Now I pretty much know better. I go back and listen to those bands with great excitement, and their messages actually ring nostalgic with me and don’t keep me awake at night. Also, other bands that sort of hold onto that aesthetic always are of interest to me, and Toxic Holocaust is no exception. Formerly just a one-man project led by Joel Grind, the band has grown to a full roster, and they constitute one of the truest throwback acts going today. And no, not all of their songs are about nuclear holocaust, but that material certainly has been there over TH’s four full-length efforts and countless split and mini efforts. There also is homage paid to all-out war, horror, zombies, and all kinds of fun things like that. I find their music a fun time, an escape, something I don’t have to think too much about because Grind and his pals just sound like they want to plug in and obliterate your sense. I love that.

Their latest album “Conjure and Command” (the first where the whole band plays and Grind doesn’t just handle everything himself) is the follow-up to 2008’s “An Overdose of Death …” and it’s the band’s second overall for Relapse. If you’ve been a fan of the Toxic Holocaust all along, you won’t be too surprised by what you hear on this record, because they pretty much stick to their style. It’s vintage punk-flavored thrash, really, with Grind’s growly vocal assault, and there are tasty solos and crunchy thrashing everywhere. The record is slightly, and only slightly, more mainstreamed than their previous work and the production is crisper, but that’s probably only noticeable to someone who has knowledge of their back catalog. Anyone new to the band who also digs on Warbringer, Evile, Bonded By Blood or Municipal Waste probably will find this band is right up their alley and might even find they’re better than the ever-expanding group of throwback thrashers running around with back patch-emblazoned jean jackets, bullet belts, and white high tops.

Grind, joined by properly monikered bassist Phil “Philthy Gnaast” Zeller (who may or may not be paying homage to former Motorhead drummer Phil “Philthy Animal” Taylor ) and drummer Nick “Nikki Rage” Bellmore, blast open this bastard with “Judgment Awaits You,” a short, nasty barrage of power, where Grind howls about “nuclear fire,” bringing back that theme of total annihilation. From there it’s on to zombie tale “Agony of the Damned,” where Grind warns, “The dead will come back to life”; burn-the-witch crusher “Bitch”; “I Am Disease,” a meatier, more calculated song that isn’t too hard to decipher just from the song name; “Red Winter,” which is full of violence and animal instinct, as Grind promises, “We are the fucking dogs that turn on our masters”;  the lightning-fast “Revelations,” a violent end-times masher that clearly blazes down the speed metal path; and closer “Sound the Charge,” that’s more of a rise-up anthem that so many bands pumped out in the 1980s. Yeah, that idea can seem kind of cheeseball in this era, but it fits this genre and is a roots-style jam that should get fists pumping in unison live.

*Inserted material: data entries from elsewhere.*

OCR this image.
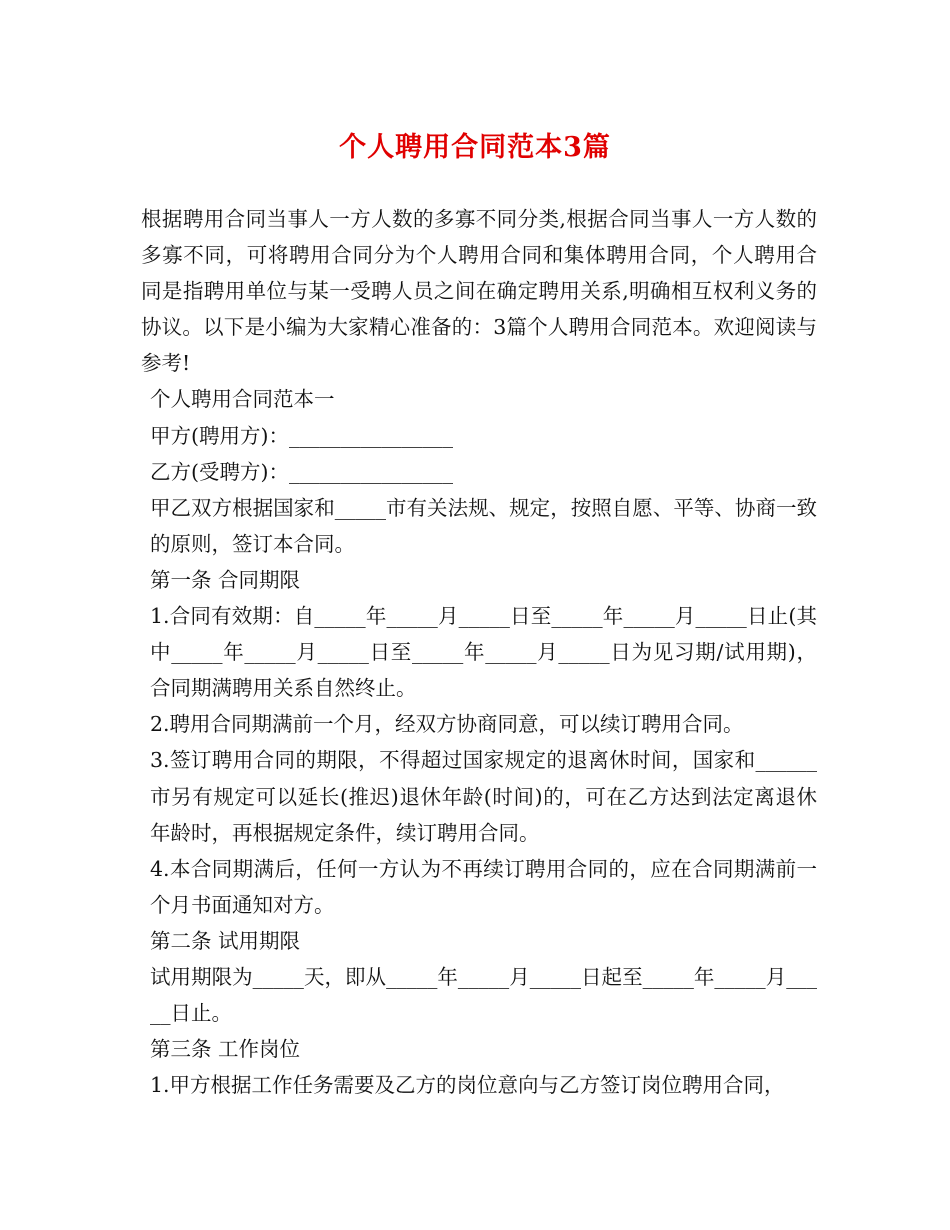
个人聘用合同范本3篇

根据聘用合同当事人一方人数的多寡不同分类,根据合同当事人一方人数的多寡不同，可将聘用合同分为个人聘用合同和集体聘用合同，个人聘用合同是指聘用单位与某一受聘人员之间在确定聘用关系,明确相互权利义务的协议。以下是小编为大家精心准备的：3篇个人聘用合同范本。欢迎阅读与参考!

个人聘用合同范本一

甲方(聘用方)：________________

乙方(受聘方)：________________

甲乙双方根据国家和_____市有关法规、规定，按照自愿、平等、协商一致的原则，签订本合同。

第一条 合同期限

1.合同有效期：自_____年_____月_____日至_____年_____月_____日止(其中_____年_____月_____日至_____年_____月_____日为见习期/试用期)，合同期满聘用关系自然终止。

2.聘用合同期满前一个月，经双方协商同意，可以续订聘用合同。

3.签订聘用合同的期限，不得超过国家规定的退离休时间，国家和______市另有规定可以延长(推迟)退休年龄(时间)的，可在乙方达到法定离退休年龄时，再根据规定条件，续订聘用合同。

4.本合同期满后，任何一方认为不再续订聘用合同的，应在合同期满前一个月书面通知对方。

第二条 试用期限

试用期限为_____天，即从_____年_____月_____日起至_____年_____月_____日止。

第三条 工作岗位

1.甲方根据工作任务需要及乙方的岗位意向与乙方签订岗位聘用合同，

I’m as guilty as anyone when it comes to overdosing on metal that’s overtly dark and serious, but sometimes it’s cool to have something that both kills and lets you have a good time. This is swimming pool thrash, where you can put this thing in, do a ton of cannonballs into the water, have a hundred beers, get sunstroke, vomit, and do it all again the next day. It reminds me of what lit my world on fire when I was getting into harder metal in my early teens, so I certainly have that emotional connection to this stuff. Toxic Holocaust should make you bang your head and make you smile, and if they don’t, you either don’t like the music, don’t get it, or are too damn straight-laced for your own good. I feel sorry for you, if that’s the case, but I’m going to keep indulging in good times for the sake of my own release, and so should you.